Tomorrow, January 1, the ‘Trump of the Tropics’ takes office as president of Brazil. Much has been written about Jair Bolsonaro, but there’s probably nothing so revealing as Brian Winter’s interview with Mr Bolsonaro’s intellectual guru. Click here to read it, but if you don’t, just skim through the next few paragraphs. You’ll get the idea.
Mr Winter, editor-in-chief of Americas Quarterly magazine, visited Olavo de Carvalho in his “modest house” in Virginia. There, he was invited by Mr Carvalho to share a glass of Grand Muriel orange liqueur (“at 1:30 p.m. on a Monday”), was shown his collection of rifles, and heard of his love for the United States, especially “rednecks…the best people in the world.”
Mr Carvalho, we learn from Mr Winter’s piece, is 71, has not lived in Brazil for 13 years, and has had many twists and turns in his career, having been “a professional astrologer, a newspaper columnist, a teacher of philosophy and… a communist militant in the 1960s”. He is currently a writer of books, newspaper columns and speeches on politics and philosophy and has a social media following of more than 500,000, which includes Mr Bolsonaro. His YouTube channel is very popular. Brazil’s new president seems to especially like Mr Carvalho’s book titled ‘The Minimum You Need to Know to Not Be an Idiot’. [Incidentally, it sold 350,000 copies in Brazil.]
From Mr Winter’s interview, it’s clear Mr Carvalho’s ideology is as follows – in favour of individual liberties, economic liberalism, Christianity and conservative social mores and fervently against globalism, Islam, communists and the leftist sphere altogether. “Thousands and thousands of Islamic agents are coming in through the Amazon,” he told Mr Winter, warning of an “Islamic plan for world domination” because “they’ve been globalists for 14 centuries.” Brazil should favour US investment “because it’s a Christian people, a benevolent people.” He decries the Chinese “strategic agenda” and claims Beijing is helping “communists [to] penetrat[e] Latin America today with incredible force.”
As a guide to understanding Mr Carvalho, Mr Winter says his views would be “familiar to anyone who has ever watched Fox News”.
There are some interesting quotes in the piece. Mr Carvalho struts, proud as a peacock about his influence on Brazil’s new president. And he is casual, dismissive and rather arrogant in his rejection of egalitarian values.
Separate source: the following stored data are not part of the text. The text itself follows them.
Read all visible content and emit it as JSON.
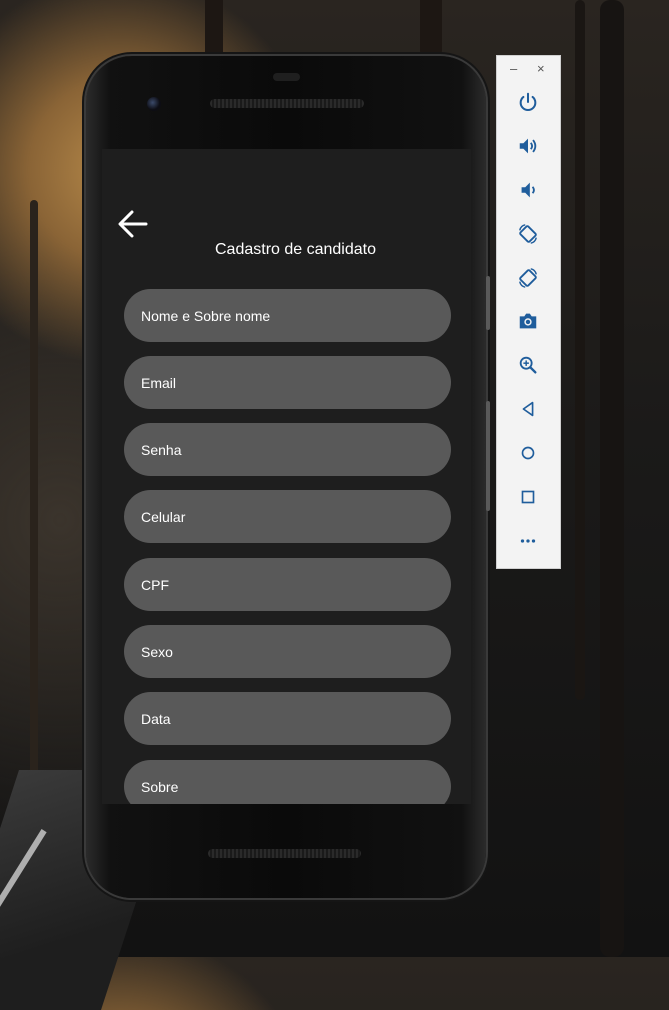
{
  "screen": {
    "title": "Cadastro de candidato",
    "back_icon": "arrow-left-icon",
    "fields": [
      {
        "placeholder": "Nome e Sobre nome",
        "value": ""
      },
      {
        "placeholder": "Email",
        "value": ""
      },
      {
        "placeholder": "Senha",
        "value": ""
      },
      {
        "placeholder": "Celular",
        "value": ""
      },
      {
        "placeholder": "CPF",
        "value": ""
      },
      {
        "placeholder": "Sexo",
        "value": ""
      },
      {
        "placeholder": "Data",
        "value": ""
      },
      {
        "placeholder": "Sobre",
        "value": ""
      }
    ]
  },
  "emulator_toolbar": {
    "minimize_label": "–",
    "close_label": "×",
    "icons": [
      "power-icon",
      "volume-up-icon",
      "volume-down-icon",
      "rotate-left-icon",
      "rotate-right-icon",
      "camera-icon",
      "zoom-icon",
      "back-icon",
      "home-icon",
      "overview-icon",
      "more-icon"
    ]
  },
  "colors": {
    "screen_bg": "#1e1e1e",
    "field_bg": "#595959",
    "text": "#ffffff",
    "toolbar_bg": "#f3f3f3",
    "toolbar_icon": "#1f5d9c"
  }
}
For instance, after Mr Bolsonaro named as his foreign minister Ernesto Araújo, an obscure career diplomat recommended by Mr Carvalho, the guru from Virginia was ecstatic. Mr Araújo’s personal blog described climate change as a Marxist conspiracy, and lamented the “criminalisation” of heterosexual intercourse, oil and red meat and Mr Carvalho told Mr Winter he was impressed. “ started reading (the blog) and I said – ‘This guy is a genius! He has to be foreign minister! He understands the risk from globalism is real … he’s a Christian, and he’ll do the best he can.”
And Mr Carvalho is pleased, almost triumphant about Mr Bolsonaro’s deference towards him: “Look, I think the person he listens to most is me.”
However, his view of Mr Bolsonaro seems limited to modest appreciation of the president’s good judgement in picking Mr Carvalho as his guru.
“Even if he has a shit government, he won’t steal. That struck me as a sufficient virtue,” he told Mr Winter. He added that Mr Bolsonaro “doesn’t speak well” and “doesn’t have a single economic idea in his head,” but that he – Mr Carvalho – appreciated his tough stance on crime. Only a “true war” on drug gangs, he said, could fix a country with more than 63,000 homicides a year. And he suggested state-sponsored murder of the left would have been in Brazil’s interest, although he later claimed that was an “ironic” statement.
What does it say when Brazil’s new strongman has a guru with especially tough views? It will be an interesting few years.